Miriam: Oh, don't mind me. I just spent a long time in graduate school.
Mikey was talking about how there needs to be some hidden information in an AI. At a very high level, and I'm going to abscond with his thought and talk a little bit about the field of "believeable agents". Believeable agents is what the graphics/AI fields agree to call things like Sims or Catz. A chatbot is essentially an unbelieveable agent almost immediately, while Cookie (the host from You Don't Know Jack) is trying very hard to believeable.
Speaking of YDKJ, Jellyvision has a neat collection of rules about how they structured Cookie's commentary, and it's a great resource for text-generation. It's good reading if you're trying to design conversation interfaces.

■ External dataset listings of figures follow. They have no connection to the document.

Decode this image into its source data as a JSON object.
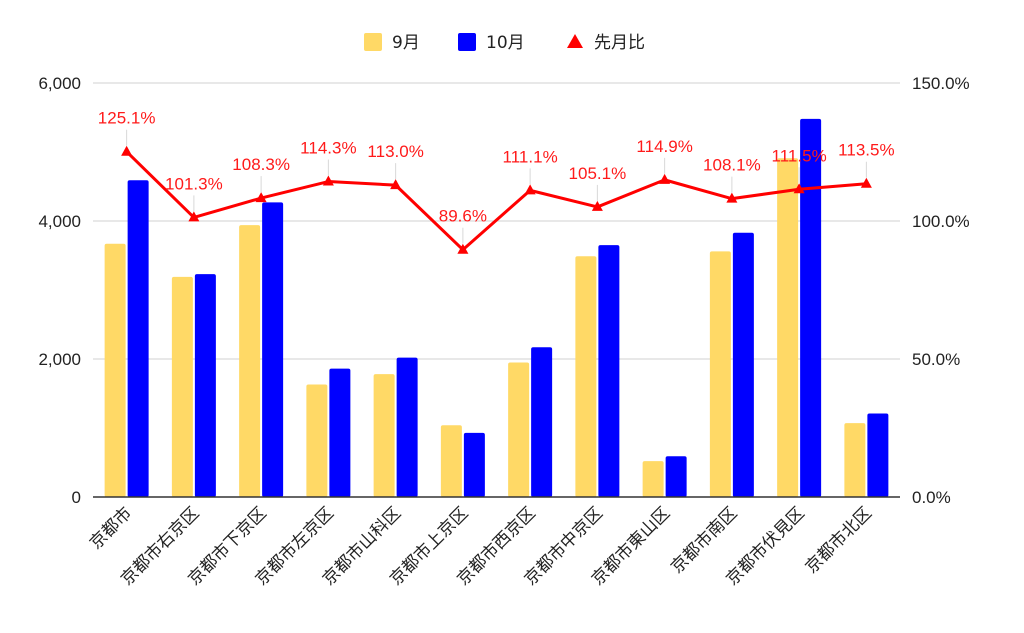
{
  "chart_data": {
    "type": "bar",
    "categories": [
      "京都市",
      "京都市右京区",
      "京都市下京区",
      "京都市左京区",
      "京都市山科区",
      "京都市上京区",
      "京都市西京区",
      "京都市中京区",
      "京都市東山区",
      "京都市南区",
      "京都市伏見区",
      "京都市北区"
    ],
    "series": [
      {
        "name": "9月",
        "type": "bar",
        "axis": "left",
        "color": "#ffd966",
        "values": [
          3670,
          3190,
          3940,
          1630,
          1780,
          1040,
          1950,
          3490,
          520,
          3560,
          4910,
          1070
        ]
      },
      {
        "name": "10月",
        "type": "bar",
        "axis": "left",
        "color": "#0000ff",
        "values": [
          4590,
          3230,
          4270,
          1860,
          2020,
          930,
          2170,
          3650,
          590,
          3830,
          5480,
          1210
        ]
      },
      {
        "name": "先月比",
        "type": "line",
        "axis": "right",
        "color": "#ff0000",
        "values": [
          125.1,
          101.3,
          108.3,
          114.3,
          113.0,
          89.6,
          111.1,
          105.1,
          114.9,
          108.1,
          111.5,
          113.5
        ],
        "labels": [
          "125.1%",
          "101.3%",
          "108.3%",
          "114.3%",
          "113.0%",
          "89.6%",
          "111.1%",
          "105.1%",
          "114.9%",
          "108.1%",
          "111.5%",
          "113.5%"
        ]
      }
    ],
    "y_left": {
      "min": 0,
      "max": 6000,
      "ticks": [
        0,
        2000,
        4000,
        6000
      ],
      "tick_labels": [
        "0",
        "2,000",
        "4,000",
        "6,000"
      ]
    },
    "y_right": {
      "min": 0,
      "max": 150,
      "ticks": [
        0,
        50,
        100,
        150
      ],
      "tick_labels": [
        "0.0%",
        "50.0%",
        "100.0%",
        "150.0%"
      ]
    },
    "grid": true,
    "legend_position": "top-center",
    "title": "",
    "xlabel": "",
    "ylabel": ""
  }
}
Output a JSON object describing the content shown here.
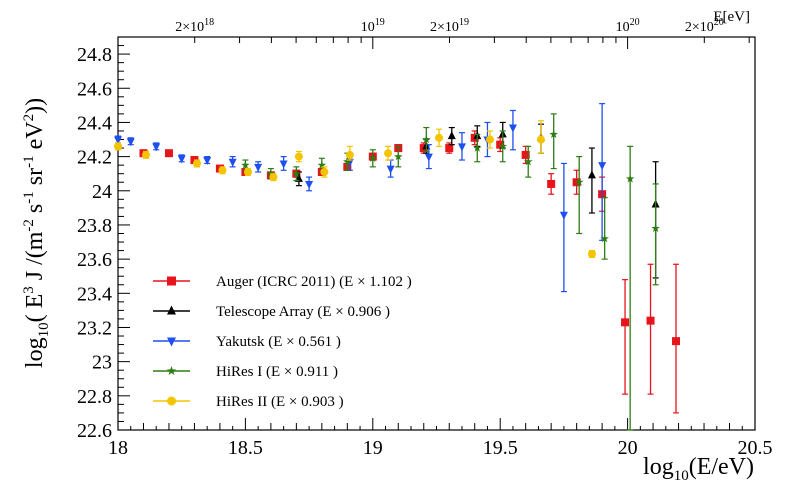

http://www.jellyvision.com/ici/jp/jackp ... sshort.pdf
The monsters in Black and White aren't staggeringly complicated internally (a series of interlocking hand-edited decision trees, if I recall correctly), but, as Mikey points out, they were surprising and unpredictable (such as being able to accidentally get a monster in a state where it can only poop if it first finds a boulder and tosses it over its right shoulder). It's this goofiness that gives them personality. (In fact, players complain that the monsters lose their personalities once they become well-trained for helpful play---they become a faceless cog in the war machine.)
So, if you have an agent in your game that has lots of hidden state (emotions about others, needs, desires), the player can have fun determining those needs and desires by observing the character interact with an environment and then deducing what makes them tick.
Then, the player can apply torque to the character and see how it makes them change, and those changes will be rich and personality-driven because of this hidden information.
In the long run, this hints to me that the "camera", the level of abstraction in such a game, would be very distant, very abstract, so that players will fill in gaps in the narrative with their own ideas.
The Sims works this way---you hear the characters talking to each other and their body language and tone of voice, but the words are just gibberish. The other cues are enough to let players fill in their own story for what happened, and it's extremely effective because human beings love to guess what makes people tick.